March 26, 2007

Native american code talkers came from 17 tribes, not just Navajo


On March 5, the Arizona Senate passed Senate Concurrent Resolution 1010 urging Congress to establish a new postage stamp honoring three groups of veterans who fought bravely for our country: The Tuskegee Airmen, the
Japanese American soldiers and the Navajo Code Talkers.

In a quest to honor those who have not been adequately recognized for their honor and bravery, this proposed legislation has one dishonorable flaw: It excludes the other 16 Native American tribes who sent men to serve as Code Talkers in World War I and World War II, including the Hopi Tribe from Arizona.

Here are the facts:

 • More than 44,000 Indian men enlisted in the armed forces, many of whom served as Code Talkers in Europe and in the Pacific Islands. This occurred even though American Indians were not granted citizenship until 1924.

 • The first Native American Indian tribal members who served as Code Talkers were the Choctaws in World War I.

 • While it is widely known that the U.S. Marine Corps enlisted members from the Navajo Nation to serve as radio operators in 1942, other Native American tribes were called to serve in this capacity as well.

 • In fact, more than 17 tribes in all made immeasurable Code Talker contributions to the war effort. Thes include the Choctaw, Comanche, Cheyenne, Cherokee, Osage, Yankton Sioux, Chippewa, Creek, Hopi, Kiowa, Menominee, Muscogee-Seminole, Navajo, Oneida, Pawnee, Sac and Fox and the Sioux from both the Lakota and Dakota dialects.
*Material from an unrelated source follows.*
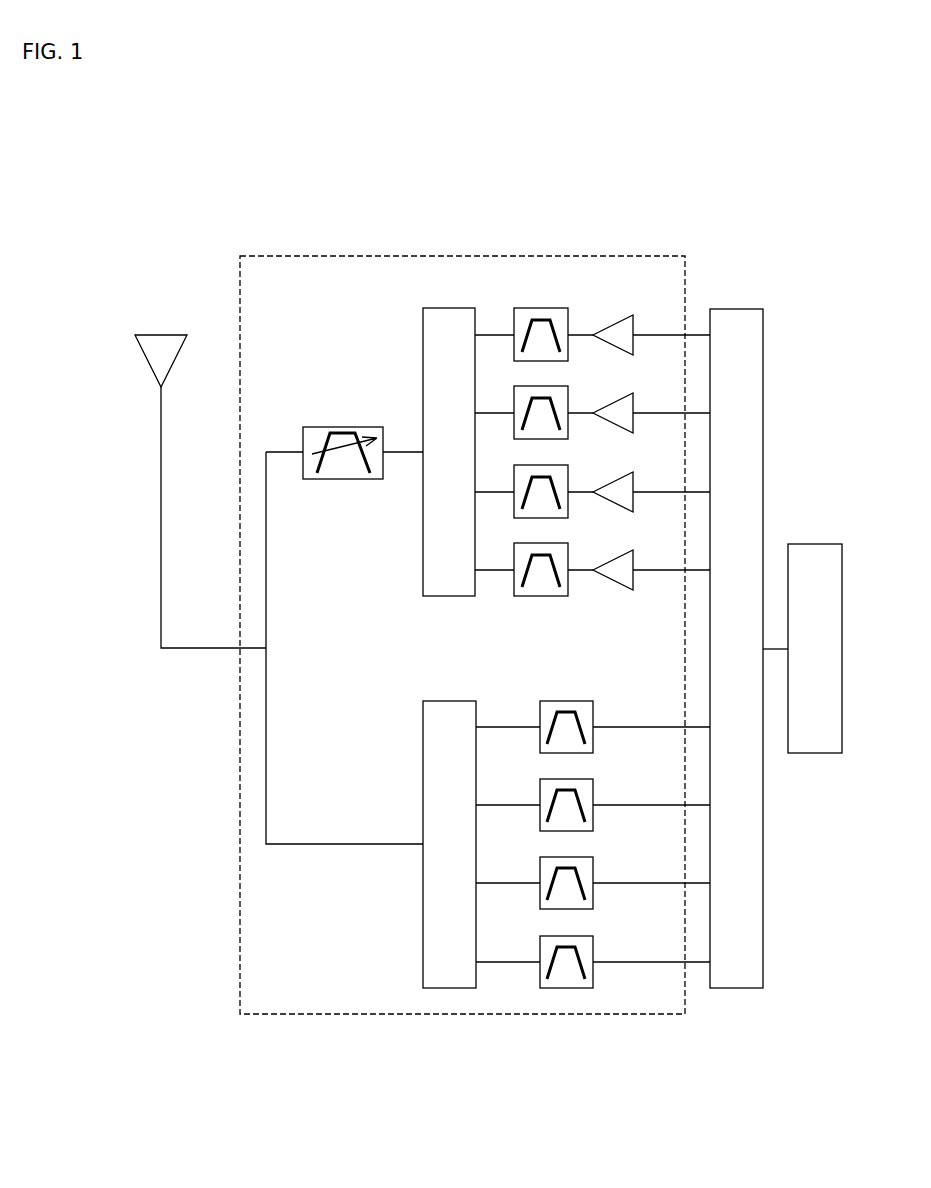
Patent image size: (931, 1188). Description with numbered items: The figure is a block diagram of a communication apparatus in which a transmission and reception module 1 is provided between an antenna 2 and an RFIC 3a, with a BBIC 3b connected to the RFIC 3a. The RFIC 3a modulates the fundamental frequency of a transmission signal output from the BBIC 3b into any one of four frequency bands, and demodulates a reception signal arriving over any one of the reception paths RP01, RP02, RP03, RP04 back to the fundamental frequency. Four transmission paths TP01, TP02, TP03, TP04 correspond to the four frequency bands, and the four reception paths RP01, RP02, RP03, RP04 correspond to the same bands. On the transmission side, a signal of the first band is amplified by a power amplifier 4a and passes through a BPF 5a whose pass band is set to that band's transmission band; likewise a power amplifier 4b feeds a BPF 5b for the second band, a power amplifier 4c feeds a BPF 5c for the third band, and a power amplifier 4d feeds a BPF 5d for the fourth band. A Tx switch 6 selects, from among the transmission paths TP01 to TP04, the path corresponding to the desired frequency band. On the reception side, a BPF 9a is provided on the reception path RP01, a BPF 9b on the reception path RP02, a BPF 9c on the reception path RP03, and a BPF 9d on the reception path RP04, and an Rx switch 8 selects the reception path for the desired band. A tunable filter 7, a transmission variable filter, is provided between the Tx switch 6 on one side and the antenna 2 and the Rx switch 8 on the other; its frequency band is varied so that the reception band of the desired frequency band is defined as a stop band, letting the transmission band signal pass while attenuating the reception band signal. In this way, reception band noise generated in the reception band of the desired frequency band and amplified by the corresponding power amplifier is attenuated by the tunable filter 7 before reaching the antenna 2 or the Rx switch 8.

 • The Smithsonian Institution, through extensive research conducted over many years, established the statements above.
• The Smithsonian Institution entered into Code Talker research at the request of the Navajo Nation. When it was found that there was more extensive Native American representation as Code Talkers, including the Hopi, the Navajo Nation supported the Smithsonian in widening their research to include all Code Talkers.

 • The Smithsonian Institution unveiled a traveling exhibit on Native American Code Talkers March 2, in Albuquerque. That exhibit reflects the extensive research as referenced above. The exhibit will come to Phoenix in October 2007

 • Our enemies were unable to decode any of the Native American languages.

 • There were 11 Hopi men who served as official Code Talkers during World War II, documented by the U.S. Department of Defense. The philosophy of Hopi is not to seek recognition for personal benefit, but this particular
issue is important for the sake of U.S. history.

On behalf of the Hopi Tribe and in honor of the other tribes who sent men to be Code Talkers during two world wars, we urge the Arizona House of Representatives to turn down this factually incorrect proposal. 

It seems like a small thing – to create a new postage stamp. However, such an act flies in the face of our country’s history and is demeaning to the many brave Indian men who served in this capacity.

The solution to this problem is very simple: The Arizona Legislature should send a historically correct message to Congress: Honor all of the Native American Code Talkers.

Phillip R. Quochytewa III is the nephew of the last living Hopi Code Talker, Travis Yaiva.